(Renungan berdasarkan Bacaan Injil Yohanes 6: 41-51)
Amin, amin, saya katakan kepada Anda, siapa pun yang percaya memiliki hidup yang kekal. Akulah roti hidup. (Yoh 6: 47-48)
Saat ini saya sedang menjalani pelayanan pastoral di salah satu rumah sakit di Metro Manila. Selain mengunjungi pasien dan melayani kebutuhan rohani mereka, kami juga mengikuti sesi pengolahan yang dipandu oleh seorang pengawas. Dalam salah satu sesi, pengawas kami bertanya kepada saya, “Di mana sumber utama pewartaanmu?” Sebagai anggota Ordo Pengkhotbah, saya terperangah. Reaksi awal saya adalah mengucapkan motto kami, “Contemplare, di contemplata aliis tradere (untuk berkontemplasi, dan membagikan buah dari kontemplasi).” Dia menekan lebih jauh dan bertanya apa yang ada di balik kontemplasi itu. Saya mulai bingung mencari jawaban. “Apakah ini studi? Hidup komunitas? Atau doa? Dia mengatakan bahwa semua jawaban saya adalah benar, tetapi ada sesuatu yang lebih mendasar. Saya akui saya tidak tahu. Dia pun tersenyum, dan dia mengatakan ini adalah iman.
Jawabannya sangat sederhana namun sangat masuk akal. Kita berdoa karena kita memiliki iman kepada Tuhan. Kita pergi ke gereja karena kita memiliki iman kepada Allah yang penuh belas kasih yang memanggil kita untuk menjadi umat pilihan-Nya. Sedangkan saya sendiri, saya memasuki Ordo Dominikan karena saya memiliki iman bahwa Allah yang murah hati memanggil saya untuk hidup membiara. Kita mewartakan karena kita memiliki iman pada Tuhan yang pengasih dan kita ingin berbagi Tuhan dengan sesama.
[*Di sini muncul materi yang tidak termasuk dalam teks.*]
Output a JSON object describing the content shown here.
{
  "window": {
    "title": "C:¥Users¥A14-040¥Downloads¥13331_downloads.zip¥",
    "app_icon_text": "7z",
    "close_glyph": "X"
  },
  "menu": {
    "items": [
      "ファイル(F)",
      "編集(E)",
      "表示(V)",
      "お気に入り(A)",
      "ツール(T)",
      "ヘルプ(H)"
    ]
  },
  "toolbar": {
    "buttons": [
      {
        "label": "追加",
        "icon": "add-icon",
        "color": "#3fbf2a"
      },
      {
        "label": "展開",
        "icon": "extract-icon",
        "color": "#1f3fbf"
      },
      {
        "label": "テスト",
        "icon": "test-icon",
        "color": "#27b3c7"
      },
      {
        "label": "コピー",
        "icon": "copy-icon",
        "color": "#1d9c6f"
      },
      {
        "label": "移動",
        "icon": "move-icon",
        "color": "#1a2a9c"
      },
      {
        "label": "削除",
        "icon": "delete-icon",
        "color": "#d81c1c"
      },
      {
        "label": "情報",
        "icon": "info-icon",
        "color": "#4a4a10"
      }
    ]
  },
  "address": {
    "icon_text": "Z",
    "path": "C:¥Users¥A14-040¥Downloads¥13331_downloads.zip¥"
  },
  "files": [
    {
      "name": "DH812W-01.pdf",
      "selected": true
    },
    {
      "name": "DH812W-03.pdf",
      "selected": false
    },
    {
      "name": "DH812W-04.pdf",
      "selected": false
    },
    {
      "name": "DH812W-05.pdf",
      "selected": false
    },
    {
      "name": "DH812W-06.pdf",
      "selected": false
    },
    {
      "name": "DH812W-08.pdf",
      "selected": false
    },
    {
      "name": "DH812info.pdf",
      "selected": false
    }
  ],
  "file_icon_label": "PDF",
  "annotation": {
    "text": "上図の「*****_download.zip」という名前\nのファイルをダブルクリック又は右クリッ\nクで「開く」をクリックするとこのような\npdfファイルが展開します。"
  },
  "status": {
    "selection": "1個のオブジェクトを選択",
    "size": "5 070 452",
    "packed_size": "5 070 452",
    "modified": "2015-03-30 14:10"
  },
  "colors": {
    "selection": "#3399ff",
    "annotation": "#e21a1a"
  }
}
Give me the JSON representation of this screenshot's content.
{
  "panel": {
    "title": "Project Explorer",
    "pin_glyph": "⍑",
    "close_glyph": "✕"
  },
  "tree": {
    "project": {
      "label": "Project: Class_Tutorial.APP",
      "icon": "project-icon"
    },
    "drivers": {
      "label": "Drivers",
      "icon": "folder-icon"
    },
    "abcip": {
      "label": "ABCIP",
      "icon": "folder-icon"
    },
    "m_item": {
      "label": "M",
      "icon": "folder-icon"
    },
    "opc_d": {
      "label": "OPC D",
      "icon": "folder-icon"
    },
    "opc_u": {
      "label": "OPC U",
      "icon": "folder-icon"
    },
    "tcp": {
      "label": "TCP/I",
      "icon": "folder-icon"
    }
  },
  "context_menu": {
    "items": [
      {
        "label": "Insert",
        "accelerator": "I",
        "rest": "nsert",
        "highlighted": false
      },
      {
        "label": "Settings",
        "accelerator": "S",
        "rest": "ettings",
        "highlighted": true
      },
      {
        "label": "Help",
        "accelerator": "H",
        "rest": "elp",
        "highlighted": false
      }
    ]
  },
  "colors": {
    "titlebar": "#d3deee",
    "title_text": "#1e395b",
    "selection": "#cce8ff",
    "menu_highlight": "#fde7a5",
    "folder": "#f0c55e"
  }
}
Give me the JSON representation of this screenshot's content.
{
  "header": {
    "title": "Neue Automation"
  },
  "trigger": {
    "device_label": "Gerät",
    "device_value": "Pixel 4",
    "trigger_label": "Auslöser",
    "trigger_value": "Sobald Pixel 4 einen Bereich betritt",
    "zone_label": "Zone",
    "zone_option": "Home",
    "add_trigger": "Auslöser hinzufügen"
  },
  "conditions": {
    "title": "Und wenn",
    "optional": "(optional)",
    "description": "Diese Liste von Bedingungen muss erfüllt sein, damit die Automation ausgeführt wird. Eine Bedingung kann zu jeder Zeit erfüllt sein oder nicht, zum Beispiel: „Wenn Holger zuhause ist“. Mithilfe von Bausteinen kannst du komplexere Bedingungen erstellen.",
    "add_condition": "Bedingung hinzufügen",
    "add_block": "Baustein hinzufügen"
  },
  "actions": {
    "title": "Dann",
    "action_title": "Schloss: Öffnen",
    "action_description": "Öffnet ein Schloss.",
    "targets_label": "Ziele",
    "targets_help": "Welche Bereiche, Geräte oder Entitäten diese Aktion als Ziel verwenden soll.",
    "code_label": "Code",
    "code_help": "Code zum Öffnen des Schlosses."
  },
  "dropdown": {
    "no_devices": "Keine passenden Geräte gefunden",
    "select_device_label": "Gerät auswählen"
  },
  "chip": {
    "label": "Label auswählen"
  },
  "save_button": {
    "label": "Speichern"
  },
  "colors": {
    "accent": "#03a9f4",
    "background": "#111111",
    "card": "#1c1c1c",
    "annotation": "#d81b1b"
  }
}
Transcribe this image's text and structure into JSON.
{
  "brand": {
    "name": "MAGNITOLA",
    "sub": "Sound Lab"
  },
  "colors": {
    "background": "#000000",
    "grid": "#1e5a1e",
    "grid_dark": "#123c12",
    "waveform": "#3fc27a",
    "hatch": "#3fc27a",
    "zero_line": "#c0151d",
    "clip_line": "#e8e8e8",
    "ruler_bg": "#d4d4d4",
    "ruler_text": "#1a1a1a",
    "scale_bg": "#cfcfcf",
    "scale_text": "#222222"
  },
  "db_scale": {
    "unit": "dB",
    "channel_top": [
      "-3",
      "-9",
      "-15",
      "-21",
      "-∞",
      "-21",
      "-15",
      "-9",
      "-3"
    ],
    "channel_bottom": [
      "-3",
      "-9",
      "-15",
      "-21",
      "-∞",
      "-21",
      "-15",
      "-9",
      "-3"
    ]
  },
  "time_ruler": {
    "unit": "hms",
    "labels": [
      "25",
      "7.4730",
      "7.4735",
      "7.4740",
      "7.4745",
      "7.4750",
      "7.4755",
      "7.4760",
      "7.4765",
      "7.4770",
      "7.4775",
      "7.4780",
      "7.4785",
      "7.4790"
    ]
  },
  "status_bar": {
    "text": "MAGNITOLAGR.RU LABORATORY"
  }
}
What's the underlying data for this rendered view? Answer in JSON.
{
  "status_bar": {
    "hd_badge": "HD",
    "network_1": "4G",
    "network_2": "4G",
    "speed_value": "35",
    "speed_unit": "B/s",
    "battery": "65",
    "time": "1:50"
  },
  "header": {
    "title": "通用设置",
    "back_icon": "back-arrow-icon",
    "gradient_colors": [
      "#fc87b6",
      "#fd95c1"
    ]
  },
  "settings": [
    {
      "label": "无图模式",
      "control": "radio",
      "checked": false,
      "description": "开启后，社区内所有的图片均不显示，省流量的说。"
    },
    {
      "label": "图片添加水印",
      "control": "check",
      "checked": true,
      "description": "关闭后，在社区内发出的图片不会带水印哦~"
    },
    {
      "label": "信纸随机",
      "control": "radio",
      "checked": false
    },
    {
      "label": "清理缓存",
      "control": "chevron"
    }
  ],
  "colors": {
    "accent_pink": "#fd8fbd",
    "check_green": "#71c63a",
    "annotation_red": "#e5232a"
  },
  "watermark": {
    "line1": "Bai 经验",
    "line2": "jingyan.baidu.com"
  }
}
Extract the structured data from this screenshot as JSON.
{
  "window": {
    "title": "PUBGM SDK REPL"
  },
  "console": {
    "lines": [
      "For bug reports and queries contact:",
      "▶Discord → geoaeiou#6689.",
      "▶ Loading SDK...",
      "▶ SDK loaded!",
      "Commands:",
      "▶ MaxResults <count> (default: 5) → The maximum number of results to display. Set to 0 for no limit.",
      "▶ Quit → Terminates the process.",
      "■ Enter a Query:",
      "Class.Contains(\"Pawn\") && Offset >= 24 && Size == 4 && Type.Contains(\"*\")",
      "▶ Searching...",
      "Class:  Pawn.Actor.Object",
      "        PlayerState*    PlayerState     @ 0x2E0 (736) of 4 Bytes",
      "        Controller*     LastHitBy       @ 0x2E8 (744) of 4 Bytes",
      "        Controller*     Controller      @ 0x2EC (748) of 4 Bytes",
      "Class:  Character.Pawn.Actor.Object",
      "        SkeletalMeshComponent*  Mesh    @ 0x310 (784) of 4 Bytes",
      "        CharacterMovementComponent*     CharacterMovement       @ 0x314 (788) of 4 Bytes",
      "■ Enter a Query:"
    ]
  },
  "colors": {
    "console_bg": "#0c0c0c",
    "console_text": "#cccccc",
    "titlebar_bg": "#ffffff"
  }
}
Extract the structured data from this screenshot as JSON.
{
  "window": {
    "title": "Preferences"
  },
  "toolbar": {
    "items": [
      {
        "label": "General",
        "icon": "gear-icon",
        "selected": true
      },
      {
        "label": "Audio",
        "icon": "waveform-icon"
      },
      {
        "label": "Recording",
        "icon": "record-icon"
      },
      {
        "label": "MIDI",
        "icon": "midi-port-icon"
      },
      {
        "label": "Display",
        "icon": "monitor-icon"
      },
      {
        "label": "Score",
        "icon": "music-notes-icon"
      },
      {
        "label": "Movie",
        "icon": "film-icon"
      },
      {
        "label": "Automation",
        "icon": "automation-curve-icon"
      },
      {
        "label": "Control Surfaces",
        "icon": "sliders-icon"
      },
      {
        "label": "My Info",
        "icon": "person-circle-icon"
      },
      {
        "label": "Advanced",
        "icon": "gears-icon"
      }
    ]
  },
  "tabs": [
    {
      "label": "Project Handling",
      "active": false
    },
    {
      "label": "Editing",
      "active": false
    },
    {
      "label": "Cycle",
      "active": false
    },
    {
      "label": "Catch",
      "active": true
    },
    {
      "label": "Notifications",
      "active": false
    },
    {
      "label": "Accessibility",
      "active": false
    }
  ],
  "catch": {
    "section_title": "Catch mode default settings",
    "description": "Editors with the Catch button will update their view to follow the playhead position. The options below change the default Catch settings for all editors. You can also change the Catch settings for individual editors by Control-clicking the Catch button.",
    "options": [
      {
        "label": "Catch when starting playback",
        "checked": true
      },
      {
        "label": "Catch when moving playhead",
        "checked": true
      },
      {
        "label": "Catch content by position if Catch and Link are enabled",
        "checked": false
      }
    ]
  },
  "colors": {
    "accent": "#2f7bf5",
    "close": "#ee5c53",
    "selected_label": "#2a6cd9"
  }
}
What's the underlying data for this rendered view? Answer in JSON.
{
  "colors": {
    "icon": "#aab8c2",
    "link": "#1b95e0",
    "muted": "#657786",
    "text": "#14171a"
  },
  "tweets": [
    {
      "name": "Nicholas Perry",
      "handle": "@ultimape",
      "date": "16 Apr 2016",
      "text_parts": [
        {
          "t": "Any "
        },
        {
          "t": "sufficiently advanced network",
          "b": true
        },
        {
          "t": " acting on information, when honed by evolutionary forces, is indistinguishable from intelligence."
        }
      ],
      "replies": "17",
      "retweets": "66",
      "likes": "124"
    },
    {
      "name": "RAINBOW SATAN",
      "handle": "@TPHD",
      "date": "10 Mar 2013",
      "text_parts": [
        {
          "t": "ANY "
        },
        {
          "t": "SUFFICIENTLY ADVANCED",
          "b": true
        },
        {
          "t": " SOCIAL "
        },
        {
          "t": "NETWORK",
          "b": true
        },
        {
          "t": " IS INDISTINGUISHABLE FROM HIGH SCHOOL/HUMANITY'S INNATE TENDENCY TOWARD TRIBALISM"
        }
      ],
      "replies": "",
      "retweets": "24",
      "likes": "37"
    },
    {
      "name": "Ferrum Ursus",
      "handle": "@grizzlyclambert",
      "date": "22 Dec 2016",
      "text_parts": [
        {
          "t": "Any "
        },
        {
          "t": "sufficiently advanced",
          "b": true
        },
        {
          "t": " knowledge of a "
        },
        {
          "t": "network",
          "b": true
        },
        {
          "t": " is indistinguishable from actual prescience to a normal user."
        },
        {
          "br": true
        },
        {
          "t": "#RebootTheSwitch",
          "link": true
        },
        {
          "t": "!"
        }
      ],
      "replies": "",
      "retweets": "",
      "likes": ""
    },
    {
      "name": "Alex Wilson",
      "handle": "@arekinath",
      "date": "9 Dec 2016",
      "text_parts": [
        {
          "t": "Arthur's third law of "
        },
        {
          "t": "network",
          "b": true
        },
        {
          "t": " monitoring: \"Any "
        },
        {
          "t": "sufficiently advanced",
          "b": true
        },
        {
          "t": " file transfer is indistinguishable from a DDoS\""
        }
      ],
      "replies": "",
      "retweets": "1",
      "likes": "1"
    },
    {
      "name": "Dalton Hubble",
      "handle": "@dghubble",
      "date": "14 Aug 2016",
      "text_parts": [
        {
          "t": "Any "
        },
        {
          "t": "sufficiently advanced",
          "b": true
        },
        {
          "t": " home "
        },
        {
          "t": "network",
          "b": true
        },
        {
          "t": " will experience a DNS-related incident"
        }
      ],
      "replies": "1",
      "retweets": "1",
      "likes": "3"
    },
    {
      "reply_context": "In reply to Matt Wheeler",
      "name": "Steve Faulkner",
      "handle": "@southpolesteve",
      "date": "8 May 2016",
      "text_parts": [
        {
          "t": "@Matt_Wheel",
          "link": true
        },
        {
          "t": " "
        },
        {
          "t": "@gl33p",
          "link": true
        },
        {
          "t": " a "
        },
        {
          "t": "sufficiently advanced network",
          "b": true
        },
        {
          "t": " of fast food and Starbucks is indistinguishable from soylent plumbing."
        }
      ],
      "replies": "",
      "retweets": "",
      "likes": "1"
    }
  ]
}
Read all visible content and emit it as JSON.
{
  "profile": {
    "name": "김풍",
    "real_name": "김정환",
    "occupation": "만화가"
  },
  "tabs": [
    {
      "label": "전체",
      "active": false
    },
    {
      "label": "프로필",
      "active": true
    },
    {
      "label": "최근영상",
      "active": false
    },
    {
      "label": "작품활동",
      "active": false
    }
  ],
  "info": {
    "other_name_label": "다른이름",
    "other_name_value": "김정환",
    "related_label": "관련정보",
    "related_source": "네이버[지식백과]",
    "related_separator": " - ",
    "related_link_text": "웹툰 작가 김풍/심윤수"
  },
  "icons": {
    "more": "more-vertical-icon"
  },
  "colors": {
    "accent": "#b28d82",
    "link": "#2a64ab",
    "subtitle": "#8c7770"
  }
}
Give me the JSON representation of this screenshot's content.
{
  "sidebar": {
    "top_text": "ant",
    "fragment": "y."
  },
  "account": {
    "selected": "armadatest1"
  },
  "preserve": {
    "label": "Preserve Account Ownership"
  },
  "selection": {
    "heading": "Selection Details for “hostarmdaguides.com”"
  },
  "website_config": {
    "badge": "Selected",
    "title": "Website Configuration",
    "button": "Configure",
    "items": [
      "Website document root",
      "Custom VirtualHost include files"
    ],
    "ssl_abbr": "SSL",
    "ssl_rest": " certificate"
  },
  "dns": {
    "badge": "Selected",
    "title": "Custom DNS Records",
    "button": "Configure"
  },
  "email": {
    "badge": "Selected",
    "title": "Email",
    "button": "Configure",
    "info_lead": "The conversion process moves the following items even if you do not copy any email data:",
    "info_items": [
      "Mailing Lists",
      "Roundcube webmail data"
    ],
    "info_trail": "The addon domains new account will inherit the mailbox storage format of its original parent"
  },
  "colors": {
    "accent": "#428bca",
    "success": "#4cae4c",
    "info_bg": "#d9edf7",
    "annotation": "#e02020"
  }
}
Saya telah menghabiskan bertahun-tahun belajar filsafat dan teologi di salah satu universitas ternama di Filipina, tetapi ketika saya bertemu pasien dengan penyakit dan masalah yang sangat berat, saya menyadari bahwa semua pencapaian, pengetahuan, dan kebanggaan saya itu sia-sia. Bagaimana saya akan membantu pasien untuk membayar tagihan rumah sakit dengan jumlah yang sangat besar? Bagaimana saya akan membantu pasien-pasien di saat-saat terakhir mereka? Bagaimana saya akan membantu pasien yang marah pada Tuhan atau kecewa dengan hidup mereka? Namun, saya harus ada di sana untuk mereka, dan pewartaan yang terbaik sebenarnya adalah yang paling mendasar. Ini bukan pewartaan dalam bentuk diskursus teologis, diskusi filosofis, dan khotbah atau nasihat yang panjang. Untuk mewartakan di sini adalah untuk membagikan iman saya dan untuk menerima iman mereka. Saya ada di sana untuk bersama mereka, untuk mendengarkan kisah dan pergulatan mereka, untuk berbagi sedikit canda dan tawa, dan berdoa bersama dengan mereka. Berdoa untuk mereka adalah saat-saat langka di mana saya berdoa dengan semua iman saya karena saya tahu bahwa hanya iman ini yang dapat saya berikan kepada mereka.
Dalam Injil ini, kita membaca bahwa beberapa orang Yahudi bersungut-sungut karena mereka tidak memiliki iman kepada Yesus. Namun, Yesus tidak hanya memanggil mereka untuk hanya percaya kepada-Nya, tetapi juga untuk benar-benar memakan-Nya karena Dia adalah Roti Kehidupan. Iman dalam Ekaristi sungguh menjadi penentu. Hanya dua kemungkinan: sebuah kegilaan atau iman terbesar. Sebagai umat Kristiani yang percaya pada Ekaristi dan menerima Yesus di setiap Misa, kita menerima rahmat dan tantangan luar biasa untuk memiliki dan menyatakan iman ini. Namun, ketika kita gagal untuk menghargai arti dan keindahan dari iman ini, dan hanya menerima Roti Hidup secara rutin, kita akan kehilangan iman ini.
Sebagai orang yang pergi ke gereja setiap Minggu dan menerima Ekaristi secara teratur, apakah kita benar-benar percaya kepada Yesus, Roti Hidup? Apakah iman kita memberdayakan kita untuk melihat Tuhan di tengah-tengah perjuangan dan tantangan hidup kita sehari-hari? Apakah kita memiliki iman yang dapat kita bagikan di saat yang paling penting?